One movie that fit the model last year: “Little Miss Sunshine.” Fox Searchlight had six months — including three with DVDs out — to promote the August release before the Oscars. But the studio went quiet for months, and when it did roll out the campaign it used understated, even abstract ads featuring the movie’s VW bus and little of the usual woo about specific award pitches. It scored four Oscar nominations, and won for supporting actor and original screenplay.
“It was very simple. We wanted to remind people what they felt when they saw the movie instead of telling them how to feel,” Searchlight publicity chief Michelle Hooper said.
That’s a key tenet of the anti-hype movement. Academy members are more likely to vote for a movie, it states, if they have to do a certain amount of work to find it. The theory says that not only are these voters indifferent to come-ons — “Every studio gets suckered in to spend big on events and consumer ads, and they don’t make a bit of difference,” is how one veteran awards specialist puts it — they actually prefer not to be sold a movie.
The past few years offer some strong evidence for the theory. While quirky and not easily emulated, the examples form a pattern that execs say is getting harder to ignore.
There’s certainly no formula for a successful awards campaign, but in 2004, “Million Dollar Baby,” a movie that few expected even to be released that year, swooped in to win the best picture prize with only 11th-hour campaigning.
In 2005, a backlash against the early anointing of “Brokeback Mountain” resulted in “Crash,” a spring release not even talked about as a contender for much of the season, landing the best picture win.
Of course, not every movie is eligible for the anti-hype treatment. “Atonement,” with its Oscar-ready ingredients of epic love and period drama, might be able to coast on its merits more than the intimate and painterly French-language movie “The Diving Bell and the Butterfly.”
There are other caveats. Studios can’t always control buzz, even when they want to. And the notion of not hyping a movie forms its own kid of hype (witness this article).
Finally, the line between a campaign that chooses not to seek buzz and one that tries but simply can’t conjure it up is a thin one.
And while it’s hard to separate circumstance from design — word on Anderson’s “Blood,” for instance, has been limited because the movie was only recently finished — all these films are nonetheless hoping that laying low now will help them rise later.
It’s also a way to stay out of the unpredictable clutches of a proliferating group of bloggers. With those online voices amplifying even small stories — witness the Movie City News item last week, since retracted, that the Weinstein Co. would put up Cate Blanchett for best actress for “I’m Not There” — some studios reason that it’s better to stay away from the buzz saw than risk getting chopped up in it.

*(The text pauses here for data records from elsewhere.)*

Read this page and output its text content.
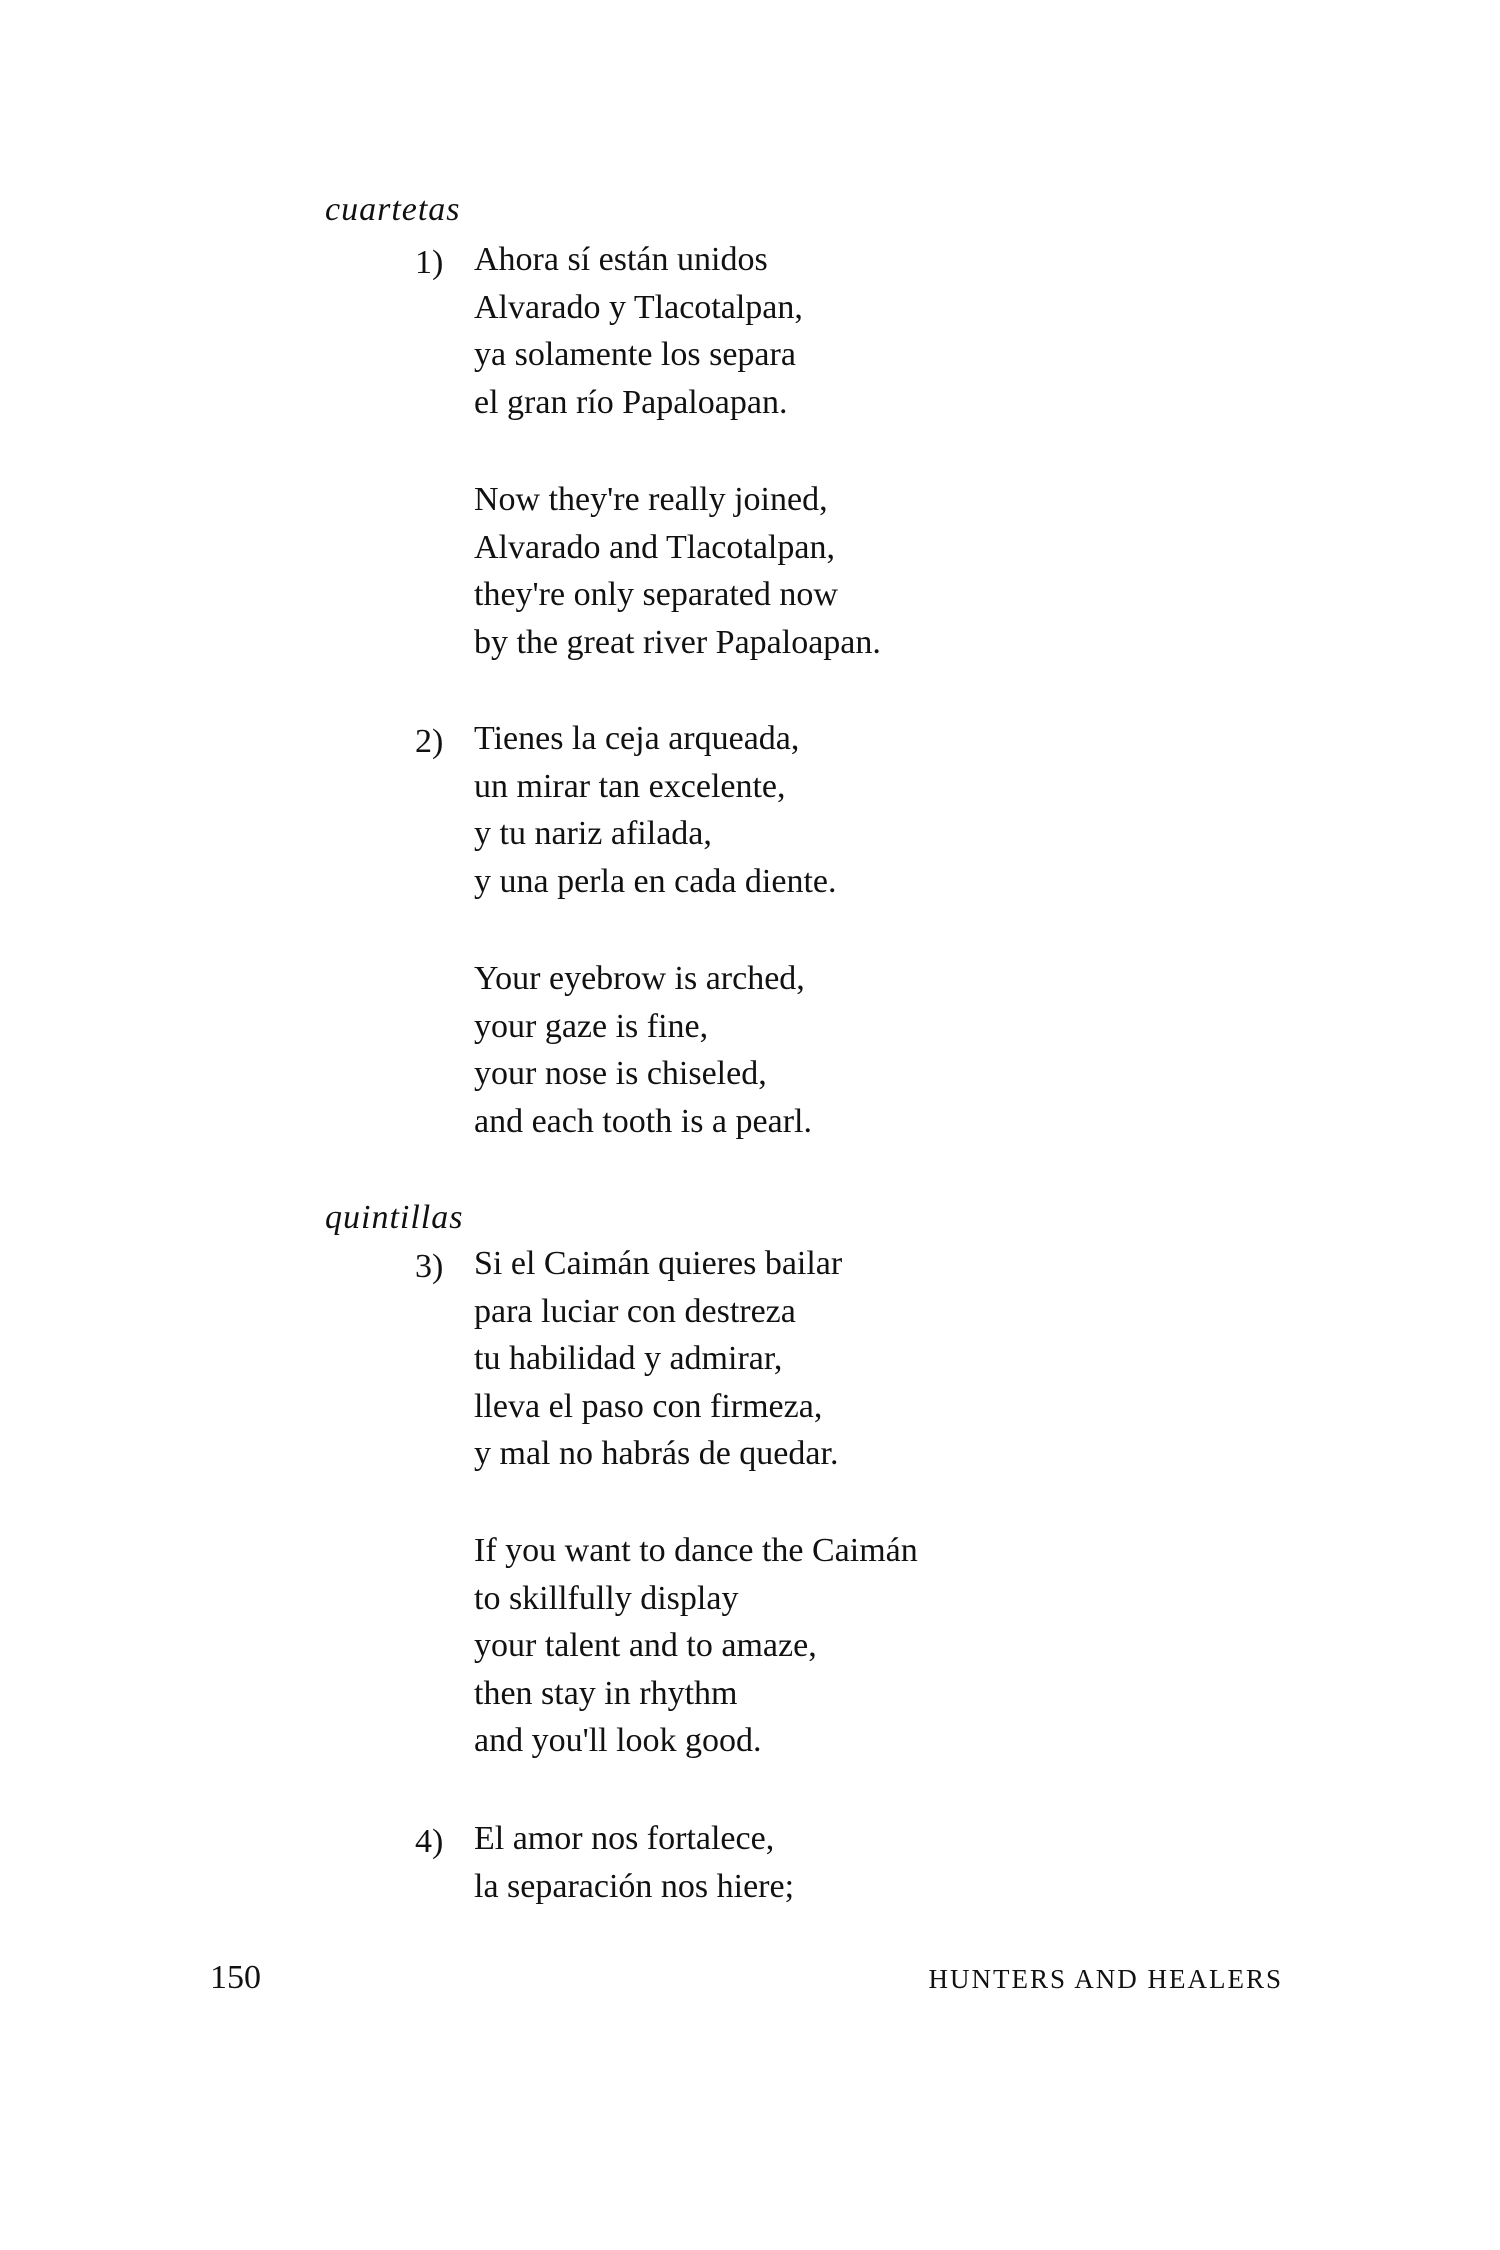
cuartetas
1) Ahora sí están unidos
Alvarado y Tlacotalpan,
ya solamente los separa
el gran río Papaloapan.
Now they're really joined,
Alvarado and Tlacotalpan,
they're only separated now
by the great river Papaloapan.
2) Tienes la ceja arqueada,
un mirar tan excelente,
y tu nariz afilada,
y una perla en cada diente.
Your eyebrow is arched,
your gaze is fine,
your nose is chiseled,
and each tooth is a pearl.
quintillas
3) Si el Caimán quieres bailar
para luciar con destreza
tu habilidad y admirar,
lleva el paso con firmeza,
y mal no habrás de quedar.
If you want to dance the Caimán
to skillfully display
your talent and to amaze,
then stay in rhythm
and you'll look good.
4) El amor nos fortalece,
la separación nos hiere;
150	HUNTERS AND HEALERS
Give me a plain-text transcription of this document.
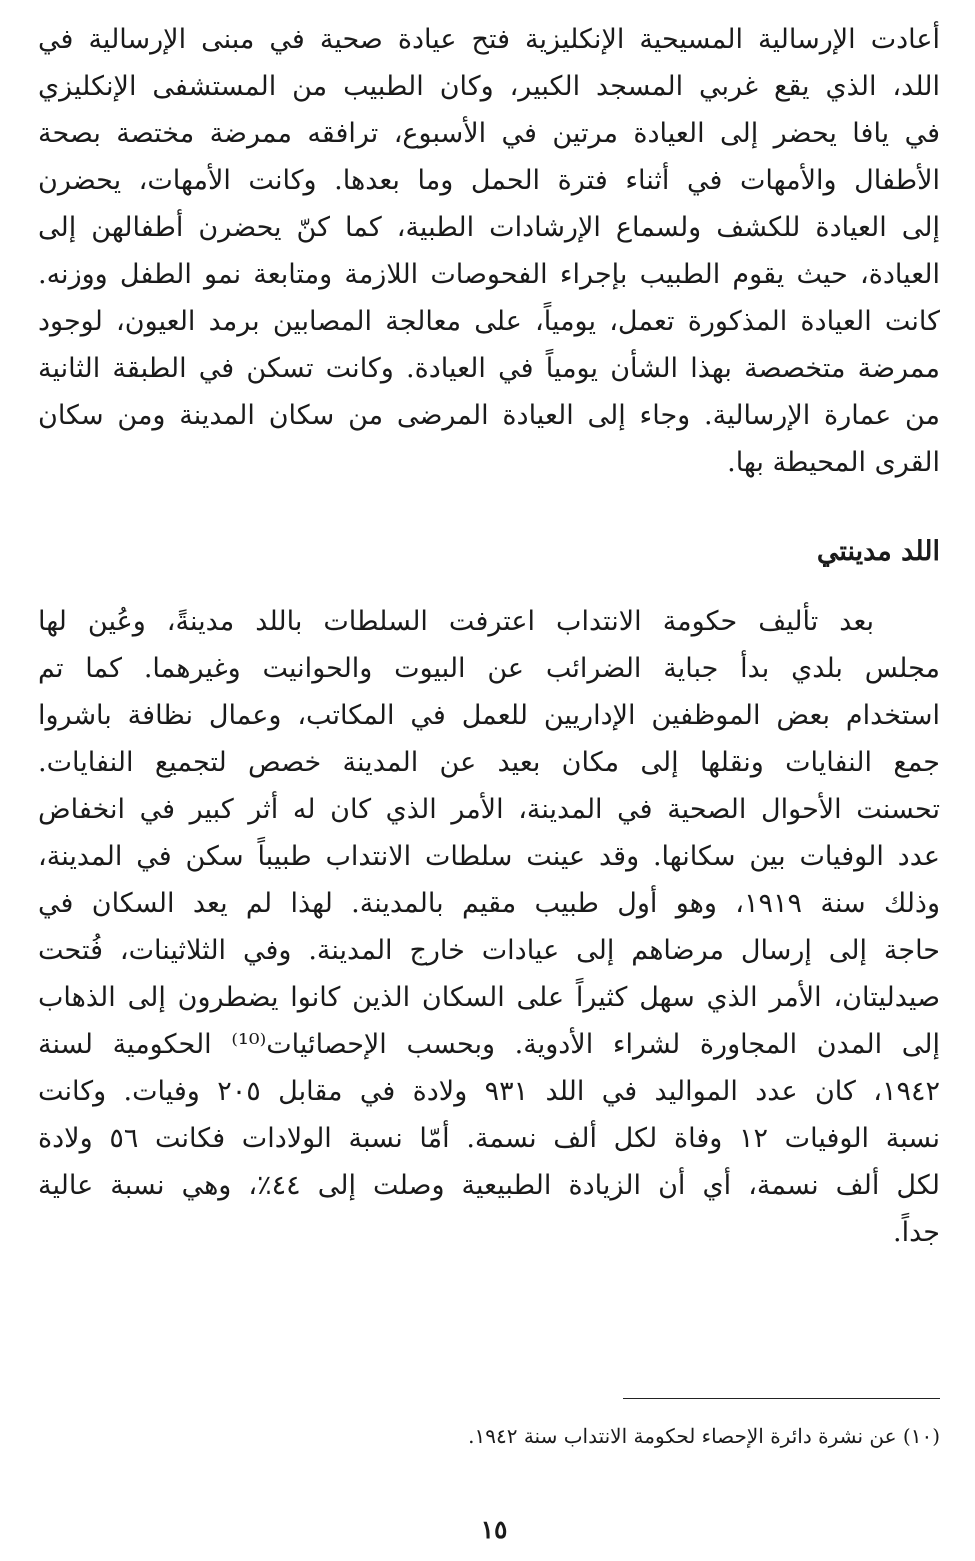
أعادت الإرسالية المسيحية الإنكليزية فتح عيادة صحية في مبنى الإرسالية في
اللد، الذي يقع غربي المسجد الكبير، وكان الطبيب من المستشفى الإنكليزي
في يافا يحضر إلى العيادة مرتين في الأسبوع، ترافقه ممرضة مختصة بصحة
الأطفال والأمهات في أثناء فترة الحمل وما بعدها. وكانت الأمهات، يحضرن
إلى العيادة للكشف ولسماع الإرشادات الطبية، كما كنّ يحضرن أطفالهن إلى
العيادة، حيث يقوم الطبيب بإجراء الفحوصات اللازمة ومتابعة نمو الطفل ووزنه.
كانت العيادة المذكورة تعمل، يومياً، على معالجة المصابين برمد العيون، لوجود
ممرضة متخصصة بهذا الشأن يومياً في العيادة. وكانت تسكن في الطبقة الثانية
من عمارة الإرسالية. وجاء إلى العيادة المرضى من سكان المدينة ومن سكان
القرى المحيطة بها.
اللد مدينتي
بعد تأليف حكومة الانتداب اعترفت السلطات باللد مدينةً، وعُين لها
مجلس بلدي بدأ جباية الضرائب عن البيوت والحوانيت وغيرهما. كما تم
استخدام بعض الموظفين الإداريين للعمل في المكاتب، وعمال نظافة باشروا
جمع النفايات ونقلها إلى مكان بعيد عن المدينة خصص لتجميع النفايات.
تحسنت الأحوال الصحية في المدينة، الأمر الذي كان له أثر كبير في انخفاض
عدد الوفيات بين سكانها. وقد عينت سلطات الانتداب طبيباً سكن في المدينة،
وذلك سنة ١٩١٩، وهو أول طبيب مقيم بالمدينة. لهذا لم يعد السكان في
حاجة إلى إرسال مرضاهم إلى عيادات خارج المدينة. وفي الثلاثينات، فُتحت
صيدليتان، الأمر الذي سهل كثيراً على السكان الذين كانوا يضطرون إلى الذهاب
إلى المدن المجاورة لشراء الأدوية. وبحسب الإحصائيات⁽¹⁰⁾ الحكومية لسنة
١٩٤٢، كان عدد المواليد في اللد ٩٣١ ولادة في مقابل ٢٠٥ وفيات. وكانت
نسبة الوفيات ١٢ وفاة لكل ألف نسمة. أمّا نسبة الولادات فكانت ٥٦ ولادة
لكل ألف نسمة، أي أن الزيادة الطبيعية وصلت إلى ٤٤٪، وهي نسبة عالية
جداً.
(١٠) عن نشرة دائرة الإحصاء لحكومة الانتداب سنة ١٩٤٢.
١٥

Still, this year might prove a good test of the school’s potential, with several low-hype movies going up against more conventional rollouts like Miramax’s “No Country for Old Men,” which is playing strongly in limited release. The buzz gears were cranking on the Coen brothers’ passion project even before the lights came up on the premiere in Cannes. Now it just has to keep them churning all the way into February.